Acute kidney injury (AKI) occurs in nearly 1 of 5 hospitalized patients and is associated with increased morbidity and mortality across all ages. Many AKI patients will recover kidney function post-injury but then progress to chronic kidney disease (CKD). The mechanisms are poorly understood and there are currently no effective therapies to prevent, limit, or reverse the tissue damage. There is a critical need to identify mechanisms involved in the pathogenesis of AKI. Our long-term goal is to elucidate these mechanisms and leverage them for new therapies to limit AKI and prevent the transition to CKD. Proximal tubule epithelial cells (PTEC), a major site of damage during AKI, are very metabolically active and rich in mitochondria.

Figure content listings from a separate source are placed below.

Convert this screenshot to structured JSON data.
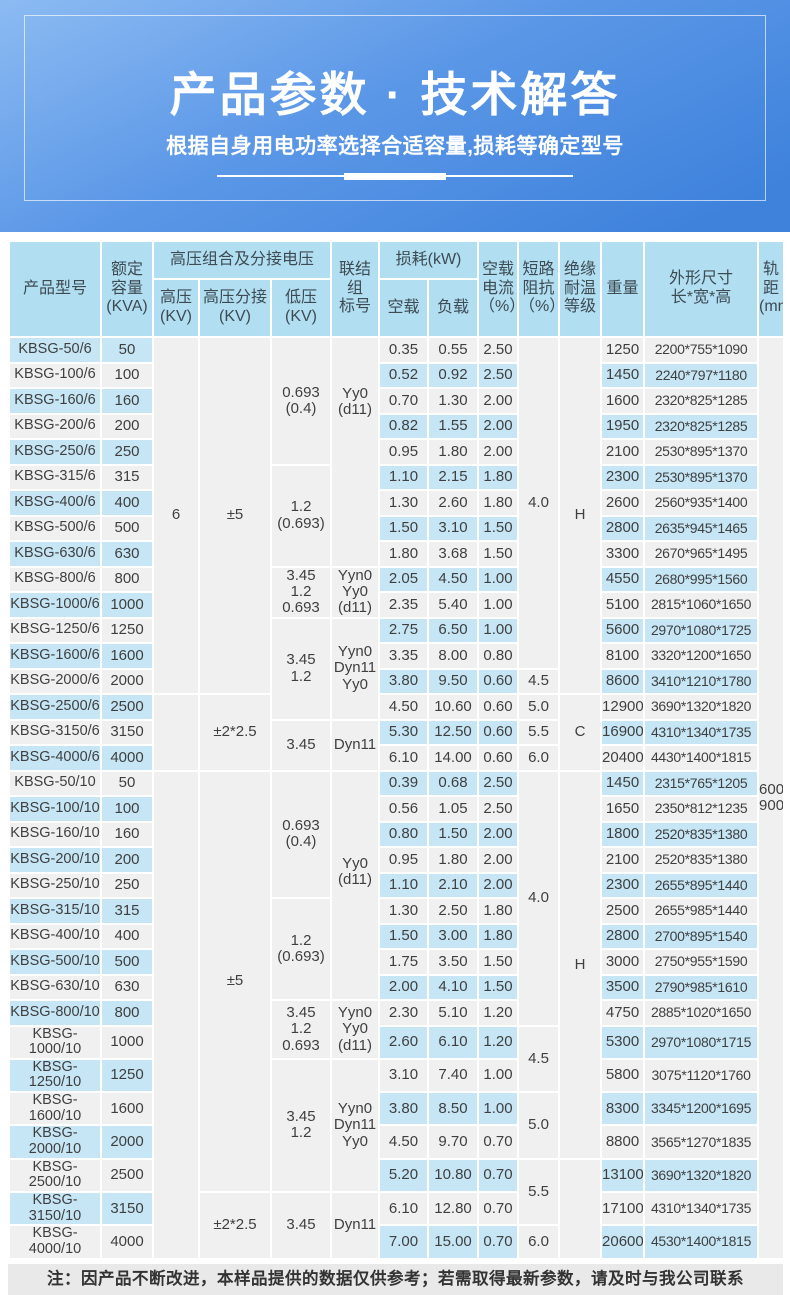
{
  "banner": {
    "title": "产品参数 · 技术解答",
    "subtitle": "根据自身用电功率选择合适容量,损耗等确定型号"
  },
  "colors": {
    "banner_blue_top": "#8cbbf2",
    "banner_blue_bottom": "#3e82dc",
    "header_cell": "#b1def1",
    "row_blue": "#c6e6f6",
    "row_grey": "#f0f0f0",
    "note_grey": "#e9e9e9"
  },
  "table": {
    "headers": {
      "model": "产品型号",
      "capacity": "额定\n容量\n(KVA)",
      "hv_group": "高压组合及分接电压",
      "hv": "高压\n(KV)",
      "hv_tap": "高压分接\n(KV)",
      "lv": "低压\n(KV)",
      "vector": "联结组\n标号",
      "loss_group": "损耗(kW)",
      "noload": "空载",
      "load": "负载",
      "noload_current": "空载\n电流\n（%）",
      "impedance": "短路\n阻抗\n（%）",
      "insulation": "绝缘\n耐温\n等级",
      "weight": "重量",
      "dims": "外形尺寸\n长*宽*高",
      "gauge_header": "轨距\n(mm)"
    },
    "gauge": "600\n900",
    "sections": [
      {
        "rows": [
          {
            "model": "KBSG-50/6",
            "kva": "50",
            "noload": "0.35",
            "load": "0.55",
            "current": "2.50",
            "weight": "1250",
            "dims": "2200*755*1090"
          },
          {
            "model": "KBSG-100/6",
            "kva": "100",
            "noload": "0.52",
            "load": "0.92",
            "current": "2.50",
            "weight": "1450",
            "dims": "2240*797*1180"
          },
          {
            "model": "KBSG-160/6",
            "kva": "160",
            "noload": "0.70",
            "load": "1.30",
            "current": "2.00",
            "weight": "1600",
            "dims": "2320*825*1285"
          },
          {
            "model": "KBSG-200/6",
            "kva": "200",
            "noload": "0.82",
            "load": "1.55",
            "current": "2.00",
            "weight": "1950",
            "dims": "2320*825*1285"
          },
          {
            "model": "KBSG-250/6",
            "kva": "250",
            "noload": "0.95",
            "load": "1.80",
            "current": "2.00",
            "weight": "2100",
            "dims": "2530*895*1370"
          },
          {
            "model": "KBSG-315/6",
            "kva": "315",
            "noload": "1.10",
            "load": "2.15",
            "current": "1.80",
            "weight": "2300",
            "dims": "2530*895*1370"
          },
          {
            "model": "KBSG-400/6",
            "kva": "400",
            "noload": "1.30",
            "load": "2.60",
            "current": "1.80",
            "weight": "2600",
            "dims": "2560*935*1400"
          },
          {
            "model": "KBSG-500/6",
            "kva": "500",
            "noload": "1.50",
            "load": "3.10",
            "current": "1.50",
            "weight": "2800",
            "dims": "2635*945*1465"
          },
          {
            "model": "KBSG-630/6",
            "kva": "630",
            "noload": "1.80",
            "load": "3.68",
            "current": "1.50",
            "weight": "3300",
            "dims": "2670*965*1495"
          },
          {
            "model": "KBSG-800/6",
            "kva": "800",
            "noload": "2.05",
            "load": "4.50",
            "current": "1.00",
            "weight": "4550",
            "dims": "2680*995*1560"
          },
          {
            "model": "KBSG-1000/6",
            "kva": "1000",
            "noload": "2.35",
            "load": "5.40",
            "current": "1.00",
            "weight": "5100",
            "dims": "2815*1060*1650"
          },
          {
            "model": "KBSG-1250/6",
            "kva": "1250",
            "noload": "2.75",
            "load": "6.50",
            "current": "1.00",
            "weight": "5600",
            "dims": "2970*1080*1725"
          },
          {
            "model": "KBSG-1600/6",
            "kva": "1600",
            "noload": "3.35",
            "load": "8.00",
            "current": "0.80",
            "weight": "8100",
            "dims": "3320*1200*1650"
          },
          {
            "model": "KBSG-2000/6",
            "kva": "2000",
            "noload": "3.80",
            "load": "9.50",
            "current": "0.60",
            "weight": "8600",
            "dims": "3410*1210*1780"
          },
          {
            "model": "KBSG-2500/6",
            "kva": "2500",
            "noload": "4.50",
            "load": "10.60",
            "current": "0.60",
            "weight": "12900",
            "dims": "3690*1320*1820"
          },
          {
            "model": "KBSG-3150/6",
            "kva": "3150",
            "noload": "5.30",
            "load": "12.50",
            "current": "0.60",
            "weight": "16900",
            "dims": "4310*1340*1735"
          },
          {
            "model": "KBSG-4000/6",
            "kva": "4000",
            "noload": "6.10",
            "load": "14.00",
            "current": "0.60",
            "weight": "20400",
            "dims": "4430*1400*1815"
          }
        ],
        "hv": [
          {
            "text": "6",
            "span": 14
          },
          {
            "text": "",
            "span": 3
          }
        ],
        "tap": [
          {
            "text": "±5",
            "span": 14
          },
          {
            "text": "±2*2.5",
            "span": 3
          }
        ],
        "lv": [
          {
            "text": "0.693\n(0.4)",
            "span": 5
          },
          {
            "text": "1.2\n(0.693)",
            "span": 4
          },
          {
            "text": "3.45\n1.2\n0.693",
            "span": 2
          },
          {
            "text": "3.45\n1.2",
            "span": 4
          },
          {
            "text": "3.45",
            "span": 2
          }
        ],
        "vector": [
          {
            "text": "Yy0\n(d11)",
            "span": 9,
            "lift": 100
          },
          {
            "text": "Yyn0\nYy0\n(d11)",
            "span": 2
          },
          {
            "text": "Yyn0\nDyn11\nYy0",
            "span": 4
          },
          {
            "text": "Dyn11",
            "span": 2
          }
        ],
        "impedance": [
          {
            "text": "4.0",
            "span": 13
          },
          {
            "text": "4.5",
            "span": 1
          },
          {
            "text": "5.0",
            "span": 1
          },
          {
            "text": "5.5",
            "span": 1
          },
          {
            "text": "6.0",
            "span": 1
          }
        ],
        "insulation": [
          {
            "text": "H",
            "span": 14
          },
          {
            "text": "C",
            "span": 3
          }
        ]
      },
      {
        "rows": [
          {
            "model": "KBSG-50/10",
            "kva": "50",
            "noload": "0.39",
            "load": "0.68",
            "current": "2.50",
            "weight": "1450",
            "dims": "2315*765*1205"
          },
          {
            "model": "KBSG-100/10",
            "kva": "100",
            "noload": "0.56",
            "load": "1.05",
            "current": "2.50",
            "weight": "1650",
            "dims": "2350*812*1235"
          },
          {
            "model": "KBSG-160/10",
            "kva": "160",
            "noload": "0.80",
            "load": "1.50",
            "current": "2.00",
            "weight": "1800",
            "dims": "2520*835*1380"
          },
          {
            "model": "KBSG-200/10",
            "kva": "200",
            "noload": "0.95",
            "load": "1.80",
            "current": "2.00",
            "weight": "2100",
            "dims": "2520*835*1380"
          },
          {
            "model": "KBSG-250/10",
            "kva": "250",
            "noload": "1.10",
            "load": "2.10",
            "current": "2.00",
            "weight": "2300",
            "dims": "2655*895*1440"
          },
          {
            "model": "KBSG-315/10",
            "kva": "315",
            "noload": "1.30",
            "load": "2.50",
            "current": "1.80",
            "weight": "2500",
            "dims": "2655*985*1440"
          },
          {
            "model": "KBSG-400/10",
            "kva": "400",
            "noload": "1.50",
            "load": "3.00",
            "current": "1.80",
            "weight": "2800",
            "dims": "2700*895*1540"
          },
          {
            "model": "KBSG-500/10",
            "kva": "500",
            "noload": "1.75",
            "load": "3.50",
            "current": "1.50",
            "weight": "3000",
            "dims": "2750*955*1590"
          },
          {
            "model": "KBSG-630/10",
            "kva": "630",
            "noload": "2.00",
            "load": "4.10",
            "current": "1.50",
            "weight": "3500",
            "dims": "2790*985*1610"
          },
          {
            "model": "KBSG-800/10",
            "kva": "800",
            "noload": "2.30",
            "load": "5.10",
            "current": "1.20",
            "weight": "4750",
            "dims": "2885*1020*1650"
          },
          {
            "model": "KBSG-1000/10",
            "kva": "1000",
            "noload": "2.60",
            "load": "6.10",
            "current": "1.20",
            "weight": "5300",
            "dims": "2970*1080*1715"
          },
          {
            "model": "KBSG-1250/10",
            "kva": "1250",
            "noload": "3.10",
            "load": "7.40",
            "current": "1.00",
            "weight": "5800",
            "dims": "3075*1120*1760"
          },
          {
            "model": "KBSG-1600/10",
            "kva": "1600",
            "noload": "3.80",
            "load": "8.50",
            "current": "1.00",
            "weight": "8300",
            "dims": "3345*1200*1695"
          },
          {
            "model": "KBSG-2000/10",
            "kva": "2000",
            "noload": "4.50",
            "load": "9.70",
            "current": "0.70",
            "weight": "8800",
            "dims": "3565*1270*1835"
          },
          {
            "model": "KBSG-2500/10",
            "kva": "2500",
            "noload": "5.20",
            "load": "10.80",
            "current": "0.70",
            "weight": "13100",
            "dims": "3690*1320*1820"
          },
          {
            "model": "KBSG-3150/10",
            "kva": "3150",
            "noload": "6.10",
            "load": "12.80",
            "current": "0.70",
            "weight": "17100",
            "dims": "4310*1340*1735"
          },
          {
            "model": "KBSG-4000/10",
            "kva": "4000",
            "noload": "7.00",
            "load": "15.00",
            "current": "0.70",
            "weight": "20600",
            "dims": "4530*1400*1815"
          }
        ],
        "hv": [
          {
            "text": "",
            "span": 17
          }
        ],
        "tap": [
          {
            "text": "±5",
            "span": 15
          },
          {
            "text": "±2*2.5",
            "span": 2
          }
        ],
        "lv": [
          {
            "text": "0.693\n(0.4)",
            "span": 5
          },
          {
            "text": "1.2\n(0.693)",
            "span": 4
          },
          {
            "text": "3.45\n1.2\n0.693",
            "span": 2
          },
          {
            "text": "3.45\n1.2",
            "span": 4
          },
          {
            "text": "3.45",
            "span": 2
          }
        ],
        "vector": [
          {
            "text": "Yy0\n(d11)",
            "span": 9,
            "lift": 26
          },
          {
            "text": "Yyn0\nYy0\n(d11)",
            "span": 2
          },
          {
            "text": "Yyn0\nDyn11\nYy0",
            "span": 4
          },
          {
            "text": "Dyn11",
            "span": 2
          }
        ],
        "impedance": [
          {
            "text": "4.0",
            "span": 10
          },
          {
            "text": "4.5",
            "span": 2
          },
          {
            "text": "5.0",
            "span": 2
          },
          {
            "text": "5.5",
            "span": 2
          },
          {
            "text": "6.0",
            "span": 1
          }
        ],
        "insulation": [
          {
            "text": "H",
            "span": 14
          },
          {
            "text": "",
            "span": 3
          }
        ]
      }
    ]
  },
  "note": {
    "text": "注：因产品不断改进，本样品提供的数据仅供参考；若需取得最新参数，请及时与我公司联系"
  }
}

Mitochondrial metabolism causes increased reactive oxygen species (ROS) which has been implicated in both ischemia-reperfusion injury (IRI) and cisplatin-induced nephrotoxicity. Modulating mitochondrial function during AKI is an attractive, but thus far unachievable, strategy. Our central hypothesis is that loss of the mitochondrial sirtuin lysine deacylase Sirt5 leads to shifts in PTEC metabolism that protect against AKI. This is supported by preliminary data showing protection against both IRI and cisplatin-induced AKI in global Sirt5 knockout (Sirt5-/-) mice in vivo and in vitro as well as in primary human PTEC with siRNA knockdown of Sirt5. Further data support our proposed mechanism of protection in which Sirt5-/- PTEC exhibit a form of metabolic preconditioning characterized by a shift of fatty acid oxidation (FAO) from mitochondria to peroxisomes. Peroxisomes have previously been linked to renoprotection in other animal models, most likely due to their ability to eliminate ROS. In Sirt5-/- kidneys, peroxisome number is increased at baseline and the peroxisomes are more resistant to damage during AKI. Our central hypothesis will be tested with three aims.
Aim 1 will define the specific site of Sirt5 action during kidney injury with a particular focus on PTEC.
While aim 2 will drill down on the role of peroxisomal fatty acid oxidation during kidney injury. Finally, aim 3 will mechanistically define the molecular targets of Sirt5 during kidney injury. All of the three aims will utilize a rigorous, mechanistic approach that combines in vitro and in vivo models. In vivo studies in mice will use both global Sirt5-/- and inducible, PTEC-specific knockout of Sirt5 as well as global LCAD-/- (key mitochondrial FAO enzyme). In vitro studies will use isolated primary mouse and human PTEC as well as genetically manipulated mouse and human cell lines. Human AKI will be modeled in mice by unilateral ischemia-reperfusion injury and single high dose treatment with the nephrotoxin cisplatin. In both models of injury, the role of Sirt5 in mediating the progression from acute to chronic kidney disease will be studied. This project will significantly advance the field by opening up new therapeutic avenues where Sirt5 can be pharmacologically inhibited in the context of AKI to protect against injury and block the progression to chronic kidney disease.
Acute kidney injury is one of the most common kidney pathologies and a common cause of chronic kidney disease leading to dramatically reduced life expectancy. To date there are no clinically proven therapies for treating acute kidney injury. This application identifies novel mechanisms that protects the kidney against acute kidney injury and has significant therapeutic potential to treat the ever-growing number of acute kidney injury patients.